Jim is fairly new to SRT rope work, and Jingling would be a good trip to push him a bit further and develop his skills. However, learning new techniques at the top of a 140ft pitch is not the best way to do things, so we had a couple of hours on the Inglesport climbing wall before hand where the delights of a “free hang re-belay” were learnt , with some ease, by Jim.
We then headed off to Jingling Pot in Kingsdale, and after a steady climb up to the entrance, with the student carrying most of the rope in the best tradition, we arrived already feeling we had done a days activity before we even got into the pot.
There are two routes down Jingling. A fantastic 140ft foot abseil straight down the daylight shaft, and a “Lateral Cleft route” which once the access the been spotted and then gained from about 10m down the main shaft, by swinging frantically from one wall to the other, provides a nice series of smaller pitches which also end up at the bottom of the shaft. These pitches are ideal for SRT and rigging practice.
I was unable to spot the Lateral Cleft initially, despite much frantic penduluming from side to side of the shaft and expending great effort in reaching and exploring a couple of options which were not the lateral cleft! So I then decided we should do the main shaft first, and hope we would spot the elusive Lateral Cleft on the way back up.
I had promised Jim I would rig him a nice text book “free hang re-belay” at the pot entrance, rigged from two overhanging trees. However things didn’t quite work out that way and we ended up with a rather scruffy access onto the main rope, where Jim got to improvise the techniques be had learnt earlier that day, well its all good practice!
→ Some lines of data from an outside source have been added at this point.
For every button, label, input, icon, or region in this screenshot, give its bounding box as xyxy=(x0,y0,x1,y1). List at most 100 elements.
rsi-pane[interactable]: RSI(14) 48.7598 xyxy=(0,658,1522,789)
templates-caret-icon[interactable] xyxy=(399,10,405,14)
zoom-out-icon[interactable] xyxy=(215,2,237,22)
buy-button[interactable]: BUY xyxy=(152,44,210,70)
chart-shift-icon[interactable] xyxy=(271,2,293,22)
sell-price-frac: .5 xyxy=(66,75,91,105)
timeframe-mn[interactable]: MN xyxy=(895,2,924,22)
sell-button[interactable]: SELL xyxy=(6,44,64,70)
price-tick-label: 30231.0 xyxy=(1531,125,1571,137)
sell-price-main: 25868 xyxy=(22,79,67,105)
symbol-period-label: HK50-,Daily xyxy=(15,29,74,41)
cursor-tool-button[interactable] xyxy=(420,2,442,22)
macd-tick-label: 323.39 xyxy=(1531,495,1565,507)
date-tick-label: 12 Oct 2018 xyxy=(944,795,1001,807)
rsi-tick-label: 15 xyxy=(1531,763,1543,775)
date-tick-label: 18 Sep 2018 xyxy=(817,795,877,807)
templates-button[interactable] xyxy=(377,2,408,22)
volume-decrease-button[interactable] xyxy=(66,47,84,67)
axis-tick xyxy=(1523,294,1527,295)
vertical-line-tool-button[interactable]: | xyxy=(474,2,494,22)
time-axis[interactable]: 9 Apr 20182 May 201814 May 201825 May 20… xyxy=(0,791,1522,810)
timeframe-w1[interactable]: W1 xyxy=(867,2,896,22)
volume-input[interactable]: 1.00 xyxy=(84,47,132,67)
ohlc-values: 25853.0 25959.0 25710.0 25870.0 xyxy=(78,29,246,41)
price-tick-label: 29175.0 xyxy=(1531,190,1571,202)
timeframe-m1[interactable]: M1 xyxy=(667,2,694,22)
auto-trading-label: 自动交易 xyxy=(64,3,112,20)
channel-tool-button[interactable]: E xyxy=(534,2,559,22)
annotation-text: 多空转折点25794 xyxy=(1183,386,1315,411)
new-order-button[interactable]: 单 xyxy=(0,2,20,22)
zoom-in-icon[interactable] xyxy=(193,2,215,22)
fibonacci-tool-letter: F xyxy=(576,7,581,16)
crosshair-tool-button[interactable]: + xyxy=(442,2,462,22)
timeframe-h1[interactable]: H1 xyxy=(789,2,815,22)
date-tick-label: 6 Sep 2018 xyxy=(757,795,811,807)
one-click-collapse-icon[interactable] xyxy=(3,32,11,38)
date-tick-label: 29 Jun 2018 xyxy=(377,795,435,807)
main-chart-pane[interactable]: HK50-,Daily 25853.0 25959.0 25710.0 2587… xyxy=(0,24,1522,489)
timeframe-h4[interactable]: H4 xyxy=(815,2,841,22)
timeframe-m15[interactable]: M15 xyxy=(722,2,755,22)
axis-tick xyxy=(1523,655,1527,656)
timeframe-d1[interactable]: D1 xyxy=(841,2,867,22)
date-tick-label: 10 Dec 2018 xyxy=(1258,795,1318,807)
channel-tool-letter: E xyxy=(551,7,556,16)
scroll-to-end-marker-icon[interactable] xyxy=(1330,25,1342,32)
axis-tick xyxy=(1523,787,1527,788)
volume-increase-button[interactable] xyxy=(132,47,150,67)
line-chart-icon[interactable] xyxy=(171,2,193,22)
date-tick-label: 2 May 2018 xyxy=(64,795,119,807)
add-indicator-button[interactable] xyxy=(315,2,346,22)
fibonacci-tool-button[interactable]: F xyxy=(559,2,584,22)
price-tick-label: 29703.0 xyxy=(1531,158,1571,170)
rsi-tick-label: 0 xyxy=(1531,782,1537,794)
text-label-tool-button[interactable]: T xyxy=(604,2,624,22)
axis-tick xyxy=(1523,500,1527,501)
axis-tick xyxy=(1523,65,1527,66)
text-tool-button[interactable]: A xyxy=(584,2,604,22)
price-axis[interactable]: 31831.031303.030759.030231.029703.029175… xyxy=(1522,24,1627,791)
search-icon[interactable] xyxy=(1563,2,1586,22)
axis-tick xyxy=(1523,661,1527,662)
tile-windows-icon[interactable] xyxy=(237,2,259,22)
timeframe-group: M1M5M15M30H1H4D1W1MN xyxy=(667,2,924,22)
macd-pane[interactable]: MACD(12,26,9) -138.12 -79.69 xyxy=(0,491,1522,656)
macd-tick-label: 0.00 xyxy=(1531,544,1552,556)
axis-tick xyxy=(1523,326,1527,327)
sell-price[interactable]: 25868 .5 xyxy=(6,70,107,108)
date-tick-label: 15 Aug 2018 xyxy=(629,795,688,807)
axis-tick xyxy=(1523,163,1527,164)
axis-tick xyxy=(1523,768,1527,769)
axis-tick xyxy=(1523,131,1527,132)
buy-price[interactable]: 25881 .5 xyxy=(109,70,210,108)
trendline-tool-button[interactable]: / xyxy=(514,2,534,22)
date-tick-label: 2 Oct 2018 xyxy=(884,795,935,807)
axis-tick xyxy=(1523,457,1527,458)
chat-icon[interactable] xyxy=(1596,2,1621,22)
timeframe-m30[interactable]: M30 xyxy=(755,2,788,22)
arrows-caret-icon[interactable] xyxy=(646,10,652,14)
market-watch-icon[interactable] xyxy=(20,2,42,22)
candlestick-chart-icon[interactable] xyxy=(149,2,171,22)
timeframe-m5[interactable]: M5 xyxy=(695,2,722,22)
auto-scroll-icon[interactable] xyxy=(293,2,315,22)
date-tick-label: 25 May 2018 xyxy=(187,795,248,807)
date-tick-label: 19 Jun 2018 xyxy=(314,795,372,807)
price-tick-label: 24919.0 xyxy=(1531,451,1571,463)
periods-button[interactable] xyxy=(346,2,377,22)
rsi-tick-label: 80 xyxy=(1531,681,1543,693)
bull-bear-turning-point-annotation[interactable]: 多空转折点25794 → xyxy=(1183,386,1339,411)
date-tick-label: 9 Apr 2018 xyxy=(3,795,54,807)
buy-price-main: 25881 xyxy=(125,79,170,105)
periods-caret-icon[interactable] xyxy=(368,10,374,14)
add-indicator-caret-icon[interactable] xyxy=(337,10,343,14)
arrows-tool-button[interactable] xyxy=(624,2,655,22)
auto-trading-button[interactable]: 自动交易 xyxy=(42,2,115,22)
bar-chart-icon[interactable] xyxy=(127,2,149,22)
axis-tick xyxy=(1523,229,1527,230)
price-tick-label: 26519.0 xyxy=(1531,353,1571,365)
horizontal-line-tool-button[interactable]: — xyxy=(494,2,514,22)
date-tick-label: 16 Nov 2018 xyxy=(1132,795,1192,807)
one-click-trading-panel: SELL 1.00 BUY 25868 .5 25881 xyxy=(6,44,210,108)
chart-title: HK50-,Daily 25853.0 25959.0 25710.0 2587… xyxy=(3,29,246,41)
Jim headed of down the pitch first, and I soon received the “pitch free” shout. The pitch was truly spectacular, unfortunately so was the smell towards the bottom. Jingling is renowned for attracting suicidal sheep, and true to form there was a nicely rotting sheep at the bottom. There isn’t a lot of caving to be done at the bottom, so we quickly explored what there was trying to ignore the smell. Then, with the excuse of needing to be at the pitch head to assist Jim, I headed straight back up the climb, leaving Jim to endure his smelly friend at the bottom a little longer. On the way up I finally spotted the Lateral Cleft, I really must start wearing my glasses.
Jim managed to negotiate the climb and the pitch head fine, with a bit of technique adaption, but he did look rather worn out by the 140ft foot climb. He was not too impressed when I announced the good news that I had spotted the lateral cleft and that we could head straight back down again.
After a bit of discussion Jim decided he hadn’t really got the energy for any more, and opted to lay in the sunshine, sort out the long rope and chat to passing walkers while I had a quick trip down the Lateral Cleft. The Lateral Cleft was great fun, and I even managed to rig all the pitches in better style than I had the pitch head, shame Jim wasn’t there to see my handiwork! I said a quick hello to Dolly at the base of the shaft before retracing my steps and escaping the smell.
Back towards the surface I was met with a few walkers peering over the edge waiting to see the strange man swinging about on a rope as I exited the lateral cleft. Jim had sorted out the long rope and even then had enough energy left to carry most of the ropes back to the car.
A great trip and we both felt we had earn’t the post trip beer.